To summarize risk assessment in CLL, there are various techniques ranging from clinical, laboratory and pathology studies to flow cytometry assays to genetic studies that all contribute in determining risk assessment in patients with CLL. The goal obviously, then, is to put these patients into a high, intermediate, or low risk assessment category.
This table attempts to do that by using the risk factors we have talked about today.
If we look first at the right hand column, for low-risk CLL, we see that it is associated with early Rai stage, 13q- as the sole FISH abnormality, a mutated IgVH and negative for CD38 and ZAP-70. One exception, those cases with an IgVH mutation involving the 3-21 region are considered high-risk. Certainly these low-risk patients should not require any therapy or at best very low toxic or early intervention trials that are now being studied.
If I go to the left hand column for those high-risk patients, these patients may be at any Rai stage, associated with the worst FISH prognostic markers of 11q- and 17p-, typically being unmutated IgVH or having a mutation of the 3-21 region, and typically positive, but perhaps negative with CD38 and ZAP-70. These patients typically require standard chemotherapy and certainly transplant for those patients with 17p- will likely be considered.
The remaining patients would fall into an intermediate risk category.
To summarize, when a patient with potential CLL comes to the laboratory, think of it as a three-step process.

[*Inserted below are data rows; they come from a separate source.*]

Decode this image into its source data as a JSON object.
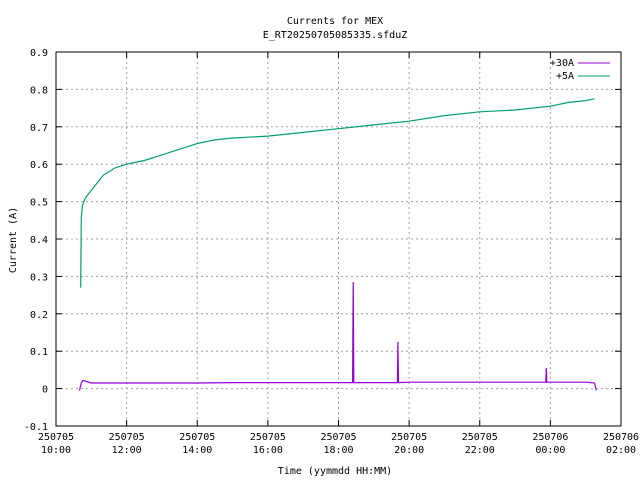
{
  "chart_data": {
    "type": "line",
    "title": "Currents for MEX",
    "subtitle": "E_RT20250705085335.sfduZ",
    "xlabel": "Time (yymmdd HH:MM)",
    "ylabel": "Current (A)",
    "xlim": [
      "2025-07-05 10:00",
      "2025-07-06 02:00"
    ],
    "ylim": [
      -0.1,
      0.9
    ],
    "grid": true,
    "legend_position": "top-right",
    "x_ticks": [
      {
        "date": "250705",
        "time": "10:00"
      },
      {
        "date": "250705",
        "time": "12:00"
      },
      {
        "date": "250705",
        "time": "14:00"
      },
      {
        "date": "250705",
        "time": "16:00"
      },
      {
        "date": "250705",
        "time": "18:00"
      },
      {
        "date": "250705",
        "time": "20:00"
      },
      {
        "date": "250705",
        "time": "22:00"
      },
      {
        "date": "250706",
        "time": "00:00"
      },
      {
        "date": "250706",
        "time": "02:00"
      }
    ],
    "y_ticks": [
      "-0.1",
      "0",
      "0.1",
      "0.2",
      "0.3",
      "0.4",
      "0.5",
      "0.6",
      "0.7",
      "0.8",
      "0.9"
    ],
    "y_tick_values": [
      -0.1,
      0,
      0.1,
      0.2,
      0.3,
      0.4,
      0.5,
      0.6,
      0.7,
      0.8,
      0.9
    ],
    "series": [
      {
        "name": "+30A",
        "color": "#9400d3",
        "points": [
          [
            "2025-07-05 10:40",
            -0.005
          ],
          [
            "2025-07-05 10:43",
            0.015
          ],
          [
            "2025-07-05 10:46",
            0.022
          ],
          [
            "2025-07-05 11:00",
            0.015
          ],
          [
            "2025-07-05 12:00",
            0.015
          ],
          [
            "2025-07-05 13:00",
            0.015
          ],
          [
            "2025-07-05 14:00",
            0.015
          ],
          [
            "2025-07-05 15:00",
            0.016
          ],
          [
            "2025-07-05 16:00",
            0.016
          ],
          [
            "2025-07-05 17:00",
            0.016
          ],
          [
            "2025-07-05 18:00",
            0.016
          ],
          [
            "2025-07-05 18:24",
            0.016
          ],
          [
            "2025-07-05 18:25",
            0.285
          ],
          [
            "2025-07-05 18:26",
            0.016
          ],
          [
            "2025-07-05 19:00",
            0.016
          ],
          [
            "2025-07-05 19:40",
            0.016
          ],
          [
            "2025-07-05 19:41",
            0.125
          ],
          [
            "2025-07-05 19:42",
            0.016
          ],
          [
            "2025-07-05 20:00",
            0.017
          ],
          [
            "2025-07-05 21:00",
            0.017
          ],
          [
            "2025-07-05 22:00",
            0.017
          ],
          [
            "2025-07-05 23:00",
            0.017
          ],
          [
            "2025-07-05 23:52",
            0.017
          ],
          [
            "2025-07-05 23:53",
            0.055
          ],
          [
            "2025-07-05 23:54",
            0.017
          ],
          [
            "2025-07-06 00:30",
            0.017
          ],
          [
            "2025-07-06 01:00",
            0.017
          ],
          [
            "2025-07-06 01:15",
            0.015
          ],
          [
            "2025-07-06 01:18",
            -0.005
          ]
        ]
      },
      {
        "name": "+5A",
        "color": "#009e73",
        "points": [
          [
            "2025-07-05 10:42",
            0.27
          ],
          [
            "2025-07-05 10:43",
            0.46
          ],
          [
            "2025-07-05 10:45",
            0.49
          ],
          [
            "2025-07-05 10:50",
            0.51
          ],
          [
            "2025-07-05 11:00",
            0.53
          ],
          [
            "2025-07-05 11:10",
            0.55
          ],
          [
            "2025-07-05 11:20",
            0.57
          ],
          [
            "2025-07-05 11:40",
            0.59
          ],
          [
            "2025-07-05 12:00",
            0.6
          ],
          [
            "2025-07-05 12:30",
            0.61
          ],
          [
            "2025-07-05 13:00",
            0.625
          ],
          [
            "2025-07-05 13:30",
            0.64
          ],
          [
            "2025-07-05 14:00",
            0.655
          ],
          [
            "2025-07-05 14:30",
            0.665
          ],
          [
            "2025-07-05 15:00",
            0.67
          ],
          [
            "2025-07-05 16:00",
            0.675
          ],
          [
            "2025-07-05 17:00",
            0.685
          ],
          [
            "2025-07-05 18:00",
            0.695
          ],
          [
            "2025-07-05 19:00",
            0.705
          ],
          [
            "2025-07-05 20:00",
            0.715
          ],
          [
            "2025-07-05 21:00",
            0.73
          ],
          [
            "2025-07-05 22:00",
            0.74
          ],
          [
            "2025-07-05 23:00",
            0.745
          ],
          [
            "2025-07-06 00:00",
            0.755
          ],
          [
            "2025-07-06 00:30",
            0.765
          ],
          [
            "2025-07-06 01:00",
            0.77
          ],
          [
            "2025-07-06 01:15",
            0.775
          ]
        ]
      }
    ]
  }
}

First of all, the diagnosis is made based on the peripheral blood CBC and differential count as well as the immunophenotype. Second, risk assessment based on clinical, hematology, immunophenotyping and genetic and molecular studies.

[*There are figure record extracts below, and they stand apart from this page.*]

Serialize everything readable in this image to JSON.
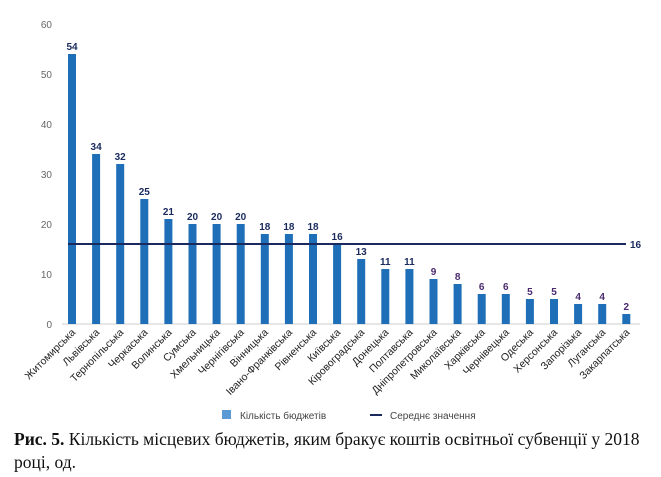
{
  "chart_data": {
    "type": "bar",
    "categories": [
      "Житомирська",
      "Львівська",
      "Тернопільська",
      "Черкаська",
      "Волинська",
      "Сумська",
      "Хмельницька",
      "Чернігівська",
      "Вінницька",
      "Івано-Франківська",
      "Рівненська",
      "Київська",
      "Кіровоградська",
      "Донецька",
      "Полтавська",
      "Дніпропетровська",
      "Миколаївська",
      "Харківська",
      "Чернівецька",
      "Одеська",
      "Херсонська",
      "Запорізька",
      "Луганська",
      "Закарпатська"
    ],
    "series": [
      {
        "name": "Кількість бюджетів",
        "values": [
          54,
          34,
          32,
          25,
          21,
          20,
          20,
          20,
          18,
          18,
          18,
          16,
          13,
          11,
          11,
          9,
          8,
          6,
          6,
          5,
          5,
          4,
          4,
          2
        ],
        "color": "#1f6fb8"
      },
      {
        "name": "Середнє значення",
        "type": "hline",
        "value": 16,
        "label": "16",
        "color": "#1a2a5e"
      }
    ],
    "ylim": [
      0,
      60
    ],
    "yticks": [
      "0",
      "10",
      "20",
      "30",
      "40",
      "50",
      "60"
    ],
    "grid": false,
    "legend": "bottom-center",
    "xlabel": "",
    "ylabel": ""
  },
  "caption": {
    "prefix": "Рис. 5.",
    "text": " Кількість місцевих бюджетів, яким бракує коштів освітньої субвенції у 2018 році, од."
  }
}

Finally, assessing outcome post-therapy based on immunophenotype, potential immunohistochemistry and certainly clinical and MRI staging.
Today we have tried to cover this middle segment, or risk assessment.
Our goals today were to understand the various prognostic risk factors that are used in evaluating CLL, to realize how clinicians use prognostic risk factors in the management of patients, and to understand how risk factors analysis is used in conjunction with diagnostic testing in CLL. Hopefully over these two Hot Topic sessions, I’ve been able to answer some of your basic questions regarding that very common hematologic malignancy, chronic lymphocytic leukemia.